MINNEAPOLIS -- Saying he felt like "I got a fair hearing, for once," Adrian Peterson emerged from a federal courtroom Friday afternoon after a judge said he would take the NFL Players Association's lawsuit to get him reinstated under advisement.
U.S. District Judge David Doty heard arguments from NFLPA attorney Jeffrey Kessler and NFL attorney Daniel Nash on Friday afternoon, in a courtroom where many of the NFL's pivotal labor battles have played out over the last 20 years.
On Friday, the union argued NFL commissioner Roger Goodell acted outside his authority in November, when he suspended Peterson until at least April 15 for disciplining his 4-year-old son with a switch in May. Arbitrator Harold Henderson, a longtime NFL executive whom the union argued was biased in favor of the league, upheld Peterson's suspension Dec. 12.
Kessler argued Peterson should not be subject to the league's new personal conduct policy, which implemented stricter punishments for players in domestic violence cases, because that policy was not instituted until late August.
"The only people" who felt the new policy applied to Peterson, Kessler argued to Doty, "were commissioner Goodell and Mr. Henderson.
"The proper way to remand the award is, it should go back to Mr. Henderson, who should then carry out a new order with the effect of vacating discipline," Kessler said.
The union also argued that Goodell did not have the authority to mandate counseling for Peterson, as he did in his Nov. 18 letter to the running back, and that the league made unprecedented use of the commissioner's exempt list to keep Peterson off the field (albeit with pay) for 12 weeks before his suspension began.
Doty didn't provide a timetable for his decision.
Nash began his 30-minute argument by saying, "What was ignored in [Kessler's] argument is how we got here. There is no dispute [from the union] that Mr. Peterson engaged in conduct detrimental [to the NFL]."
And where the union cited Judge Barbara Jones' decision to overturn Goodell's indefinite suspension of former Baltimore Ravens running back Ray Rice, Nash said Jones found the commissioner has "sole discretion" to suspend players as he sees fit under Article 46 of the league's collective bargaining agreement. Goodell, Nash argued, could have imposed a longer suspension had he deemed it necessary.
The union cited NFL executive Troy Vincent's comments to Peterson that he believed a new personal conduct policy would not apply to the running back, and that Peterson would receive a maximum suspension of two games.
At one point, Doty asked Nash if the league's past practice of a two-game suspension for domestic violence applied to Peterson, referencing Vincent's comments and saying to Nash, "Do I have to believe what I hear from you, or my lying eyes?" Nash said it did not have weight as the "law of the shop," adding Vincent testified before Henderson that he did not make promises to Peterson and was not responsible for assessing discipline.

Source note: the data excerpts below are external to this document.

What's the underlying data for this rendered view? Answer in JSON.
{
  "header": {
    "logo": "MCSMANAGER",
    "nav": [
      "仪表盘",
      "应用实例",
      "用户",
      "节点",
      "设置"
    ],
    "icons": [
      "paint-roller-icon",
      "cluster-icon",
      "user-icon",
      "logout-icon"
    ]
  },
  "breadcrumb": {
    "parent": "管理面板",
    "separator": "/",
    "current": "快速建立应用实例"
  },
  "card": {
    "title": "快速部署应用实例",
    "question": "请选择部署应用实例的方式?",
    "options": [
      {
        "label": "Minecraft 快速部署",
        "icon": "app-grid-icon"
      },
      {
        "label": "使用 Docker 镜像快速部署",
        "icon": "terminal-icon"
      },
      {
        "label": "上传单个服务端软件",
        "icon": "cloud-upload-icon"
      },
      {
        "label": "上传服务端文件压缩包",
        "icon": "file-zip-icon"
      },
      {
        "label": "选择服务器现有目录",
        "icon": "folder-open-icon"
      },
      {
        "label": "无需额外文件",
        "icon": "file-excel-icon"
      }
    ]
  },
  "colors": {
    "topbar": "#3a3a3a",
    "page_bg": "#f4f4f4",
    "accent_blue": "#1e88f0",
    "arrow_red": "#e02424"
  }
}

Peterson, who turns 30 next month, did not speak at the hourlong hearing. He emerged from the courthouse hand in hand with his wife, Ashley, several blocks from where his picture rings the construction site for the Vikings' new stadium. Wearing a navy blue suit and a purple tie, he briefly stopped to answer questions from reporters and sign autographs for fans waiting outside the courthouse. When he was asked if he wants to return to the Vikings next season, Peterson said, "Of course."
The running back is scheduled to earn a base salary of $12.75 million in 2015 and count $15.4 million against the Vikings' salary cap. Coach Mike Zimmerand general manager Rick Spielman have both indicated they want Peterson back, but they stopped short of saying it would happen.
Peterson would again be the league's highest-paid running back if he returned under his current contract, and in a December interview with ESPN, he said he didn't believe he should take a pay cut in 2015, adding he saw himself being a better player in 2015 after getting tackled just 21 times in 2014.